Cross-User Recommendations
The recommendation engine identifies topics that multiple community members are exploring but that a given user hasn't encountered yet. It works by comparing embedding vectors across the entire membership, finding semantic gaps, and clustering them into actionable recommendations.
Each user's memory embeddings (768-dimensional vectors from BGE-base-en-v1.5) are compared against a sample of other members' memories using cosine similarity. Topics scoring below 0.5 similarity represent genuine knowledge gaps — areas the community is active in but this user hasn't explored.
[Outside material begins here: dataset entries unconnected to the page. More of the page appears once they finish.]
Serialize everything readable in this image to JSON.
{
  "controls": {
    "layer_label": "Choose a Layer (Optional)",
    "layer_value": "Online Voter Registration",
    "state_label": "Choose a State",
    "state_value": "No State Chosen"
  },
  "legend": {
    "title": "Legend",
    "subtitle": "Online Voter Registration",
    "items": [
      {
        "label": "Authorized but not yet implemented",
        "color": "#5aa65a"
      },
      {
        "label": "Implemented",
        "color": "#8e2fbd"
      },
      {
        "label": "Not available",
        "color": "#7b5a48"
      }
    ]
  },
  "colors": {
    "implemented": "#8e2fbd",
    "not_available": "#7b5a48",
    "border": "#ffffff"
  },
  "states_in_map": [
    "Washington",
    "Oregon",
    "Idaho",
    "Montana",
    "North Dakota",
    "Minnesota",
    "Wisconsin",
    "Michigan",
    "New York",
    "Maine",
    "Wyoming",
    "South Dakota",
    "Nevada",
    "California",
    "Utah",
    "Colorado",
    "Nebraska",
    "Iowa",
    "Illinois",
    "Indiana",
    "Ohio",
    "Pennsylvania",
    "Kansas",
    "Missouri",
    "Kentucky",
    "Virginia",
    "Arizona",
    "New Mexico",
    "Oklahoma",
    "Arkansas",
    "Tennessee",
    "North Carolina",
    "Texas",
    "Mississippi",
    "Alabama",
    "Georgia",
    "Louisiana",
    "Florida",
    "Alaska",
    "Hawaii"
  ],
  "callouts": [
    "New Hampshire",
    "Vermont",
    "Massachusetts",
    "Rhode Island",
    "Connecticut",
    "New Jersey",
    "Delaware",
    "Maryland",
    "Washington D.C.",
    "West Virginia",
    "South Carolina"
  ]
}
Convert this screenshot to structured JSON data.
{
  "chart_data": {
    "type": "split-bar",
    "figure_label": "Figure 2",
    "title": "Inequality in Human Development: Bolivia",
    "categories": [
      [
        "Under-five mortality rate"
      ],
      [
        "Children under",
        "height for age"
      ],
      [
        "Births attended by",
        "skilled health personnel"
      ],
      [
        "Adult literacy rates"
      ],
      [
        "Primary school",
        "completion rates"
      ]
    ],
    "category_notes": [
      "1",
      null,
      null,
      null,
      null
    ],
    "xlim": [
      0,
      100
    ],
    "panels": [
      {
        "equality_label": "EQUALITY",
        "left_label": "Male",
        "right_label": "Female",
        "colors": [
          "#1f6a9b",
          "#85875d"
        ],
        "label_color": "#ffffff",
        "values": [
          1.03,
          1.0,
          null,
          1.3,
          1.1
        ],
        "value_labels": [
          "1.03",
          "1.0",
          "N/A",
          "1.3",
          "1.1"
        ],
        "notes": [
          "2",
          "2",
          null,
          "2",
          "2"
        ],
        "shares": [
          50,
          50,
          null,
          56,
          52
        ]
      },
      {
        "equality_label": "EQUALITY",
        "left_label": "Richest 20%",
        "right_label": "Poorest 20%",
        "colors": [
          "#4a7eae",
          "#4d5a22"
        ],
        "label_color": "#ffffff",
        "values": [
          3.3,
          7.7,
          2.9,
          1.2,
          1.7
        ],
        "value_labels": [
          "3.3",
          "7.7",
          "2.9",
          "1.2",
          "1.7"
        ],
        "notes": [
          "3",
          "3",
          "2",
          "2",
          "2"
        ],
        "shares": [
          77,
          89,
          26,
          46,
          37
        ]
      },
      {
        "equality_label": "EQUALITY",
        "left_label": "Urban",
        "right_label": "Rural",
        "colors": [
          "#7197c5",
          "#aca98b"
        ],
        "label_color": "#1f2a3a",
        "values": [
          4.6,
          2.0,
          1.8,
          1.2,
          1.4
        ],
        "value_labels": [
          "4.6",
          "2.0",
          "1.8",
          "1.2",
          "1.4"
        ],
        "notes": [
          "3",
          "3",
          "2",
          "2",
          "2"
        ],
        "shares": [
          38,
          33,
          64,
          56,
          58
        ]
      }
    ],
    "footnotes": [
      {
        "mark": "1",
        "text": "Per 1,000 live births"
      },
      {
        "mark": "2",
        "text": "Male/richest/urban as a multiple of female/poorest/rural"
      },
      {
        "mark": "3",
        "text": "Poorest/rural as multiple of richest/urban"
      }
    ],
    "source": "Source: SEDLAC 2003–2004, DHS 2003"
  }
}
Gaps are clustered by category and ranked by a combined score of community size (how many distinct members are exploring it) and novelty (how different it is from the user's existing knowledge). Only clusters with two or more contributing members make the cut, preventing niche single-user topics from surfacing. The top four recommendations are generated and cached for 24 hours, refreshing as new conversations add to the collective memory.
Recommendations are privacy-preserving by design. The system identifies trending topics across the community without exposing individual conversations. Members see what topics are popular, not who said what.